Des indemnités ou compensations pour maintenir les prix actuels alors que les professionnels de la filière devaient les augmenter? Ce qui semble assez étonnant car au début de la crise sanitaire à l’échelle planétaire où la quasi-totalité des activités économiques ont été à l’arrêt, surtout les transports aériens et routiers, les cours du brut étaient tombés au plus bas de l’échelle des valeurs. Les réserves américaines ont failli être bradées. Bien entendu, entre les prix affichés et ceux dits réels, il existe plus qu’un léger décalage. Mais de là à punir les automobilistes…

Contrats

L’autre option, ces 172 milliards d’ariary incluraient aussi les lourdes factures impayées de la Jirama pour l’achat du gasoil à vendre au r ab ais à ses propres abonnés? Une hypothèse plausible. Mais personne n’a encore réussi à résilier tous ces contrats aux clauses qualifiées de léonines par le Premier ministre Christian Ntsay, scellés et conclus par les barons du régime HVM ? La direction générale de la Jirama a elle-même sollicité 100 milliards d’ariary de subvention à l’État afin d’atteindre l’équilibre opérationnel ou le seuil de rentabilité en 2023. C’est dire qu’il peut y avoir des relations de cause à effet dans cet écheveau financier difficile à dénouer.

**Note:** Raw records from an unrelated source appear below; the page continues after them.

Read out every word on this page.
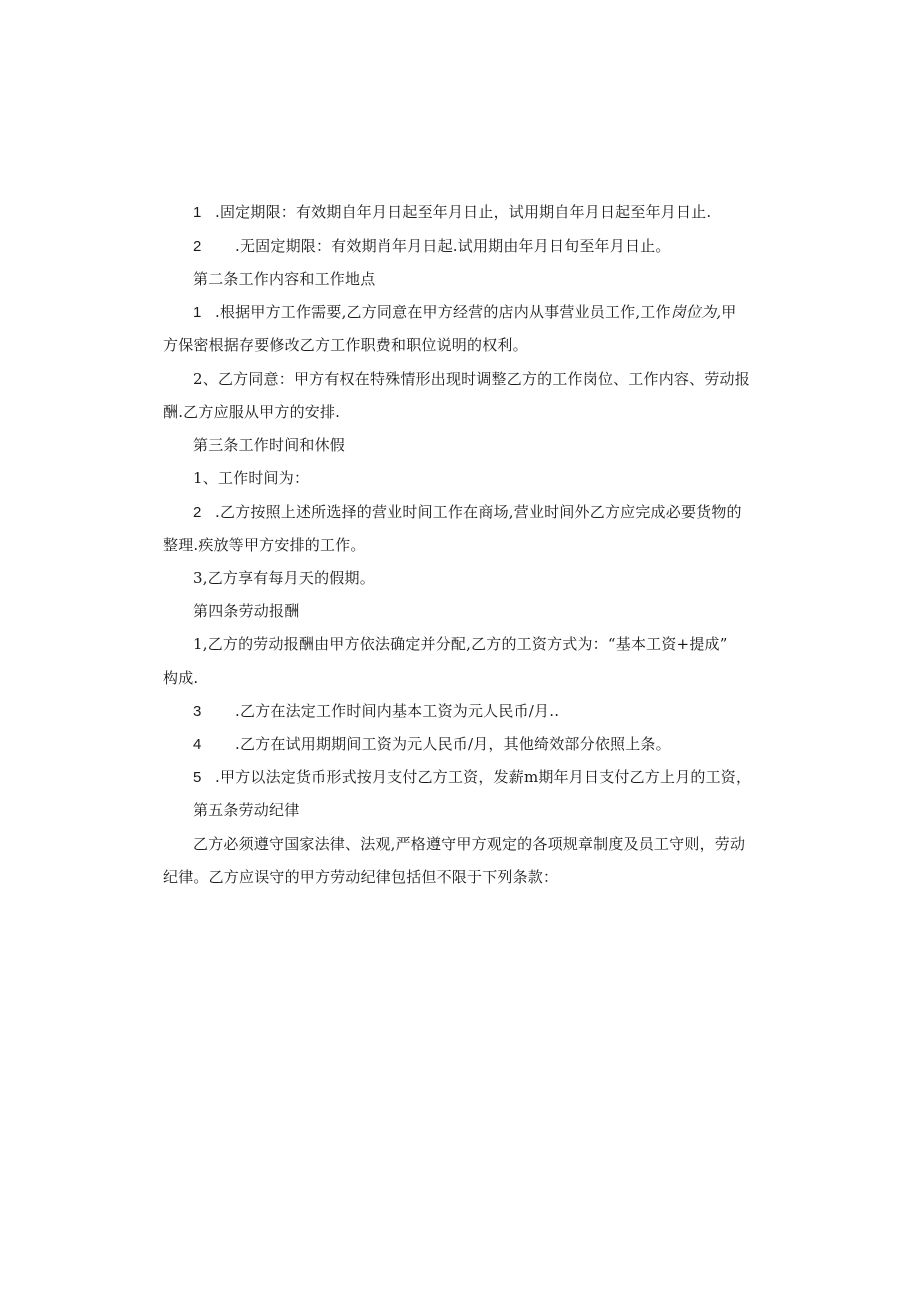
1 .固定期限：有效期自年月日起至年月日止，试用期自年月日起至年月日止.
2 .无固定期限：有效期肖年月日起.试用期由年月日旬至年月日止。
第二条工作内容和工作地点
1 .根据甲方工作需要,乙方同意在甲方经营的店内从事营业员工作,工作岗位为,甲
方保密根据存要修改乙方工作职费和职位说明的权利。
2、乙方同意：甲方有权在特殊情形出现时调整乙方的工作岗位、工作内容、劳动报
酬.乙方应服从甲方的安排.
第三条工作时间和休假
1、工作时间为：
2 .乙方按照上述所选择的营业时间工作在商场,营业时间外乙方应完成必要货物的
整理.疾放等甲方安排的工作。
3,乙方享有每月天的假期。
第四条劳动报酬
1,乙方的劳动报酬由甲方依法确定并分配,乙方的工资方式为：“基本工资+提成”
构成.
3 .乙方在法定工作时间内基本工资为元人民币/月..
4 .乙方在试用期期间工资为元人民币/月，其他绮效部分依照上条。
5 .甲方以法定货币形式按月支付乙方工资，发薪m期年月日支付乙方上月的工资，
第五条劳动纪律
乙方必须遵守国家法律、法观,严格遵守甲方观定的各项规章制度及员工守则，劳动
纪律。乙方应误守的甲方劳动纪律包括但不限于下列条款：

Enfin, ce lourd fardeau qui pèse de tout son poids sur « la balance de paiements » de l’État, dans le sens dépenses/ recettes, a-t-il été gonflé par ces chèques carburants offerts aux principaux responsables des ministères et des organismes rattachés? Le fait d’avoir rétabli les plaques rouges pour les véhicules au service de l’Adminis­tra­tion n’a pas pour autant diminué le volume du carburant à acheter pour les faire circuler. Le Président rwandais Paul Kagamé, l’incarnation vivante de la bonne gouvernance en Afrique, lassé par l’entretien de ces « serviteurs » du fonctionnariat, en a pu s’en débarrasser 4000 par des ventes aux enchères publi­ques.

Aussi, ceux qui s’impatientent de voir la décrue de ces prix statiques ont au moins une certitude. Aucun changement n’interviendra pour le Nouvel an. Car une majoration n’était pas à exclure. Ne serait-ce que par la dépréciation impressionnante de l’ariary face au dollar. Et c’est déjà un cadeau du nouvel an que personne n’a imaginé.